Still working my way through some of the TLS summer reading list. Got the latest Julian Barnes The Man in the Red Coat. He, Barnes, just reviewed a Spanish flu novel in the Times, so will probably end up picking that up. Aside from that I have Celestial Hunter. Other fiction is Sketches from a Hunter’s Album, and reading the Aubrey/Maturin books in French— I read so much Chinese during lockdown that I just want a break from it for a few months.

On the nonfiction front, reading Persian Letters, How Innovation Works, Au Revoir Tristesse by Viv Groskop, and Orlando Figes newest book, which isn’t all that new, but has also got me rereading Natasha’s Dance.

Hoping to finish the innovation book, a Aubrey book, and maybe Hunter’s Album this week. Certainly will finish the innovation book, which will probably lead me to rereading his book Genome. And will probably end up setting Persian Letters aside for a few months.

I read Acemoglu, Johnson, Robinson: Institutions as a fundamental cause of long-run growth. Even as they set out to disentangle the identification problems, it is hard to distinguish the hypothesis of a roughly linear relationship between institutional quality and economic development with the hypothesis of a nonlinear poverty trap as a result of bad institutions. You only have a few dozen data points. Moreover this would be complicated by Allow catch-up effects. As interesting as the discussion on settler mortality was, this issue of linearities seems like it might be present there as well.

That said, as a theory of everything -- history and political science and economics -- it is about as appealing a theory as I've ever seen and I'm sure I'll be thinking about it a lot in the future -- why there is no political Coase theorem, about the persistence of rent-seeking...

2. I liked his first book and am looking forward to the new one. I'd love to see a CWT with Bregman (and with Matt Yglesias once his book comes out). I'm not sure what the long run consequences of Bregman's books will be, but I'd be grateful if sci-fi writers took his work seriously enough to reduce the prevalence of dystopian plot lines.

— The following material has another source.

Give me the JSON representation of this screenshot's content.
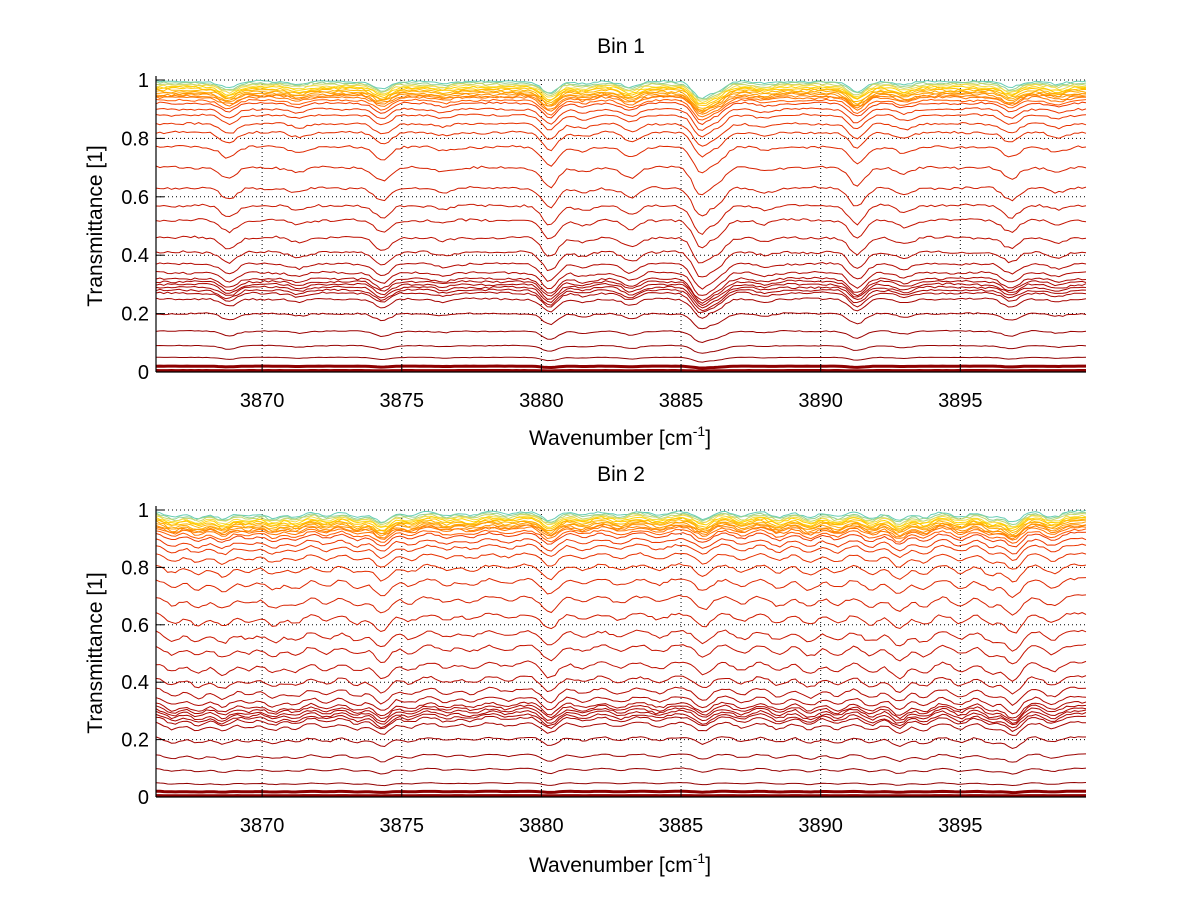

Stripe Press publishes books that are both beautiful and insightful, and The Art of Doing Science and Engineering meets that bar. It's fundamentally a self-help book through the lens of the history of technology. Yes, it conditions on the dependent variable (the techniques and habits of scientists who are already great), but this is true of any "great men" biography, and anyway I am enjoying and learning from it. I'm also watching Hamming's old lectures on it as a supplement. (Here's the first one: https://www.youtube.com/watch?v=AD4b-52jtos&list=PL2FF649D0C4407B30). Recommended.

4. Many small nations are racially and culturally the same. Not Nigeria. ... See Biafra. "There Was A Country."... by Achebe. Many small countries are torn by religious and political ties. Cyprus? Bosnia? Croatia? Serbia? Czech Lands in the past. Tunesia?

Chad? Liberia? Congo?

Really do not like this, I mean such a waste of time it was.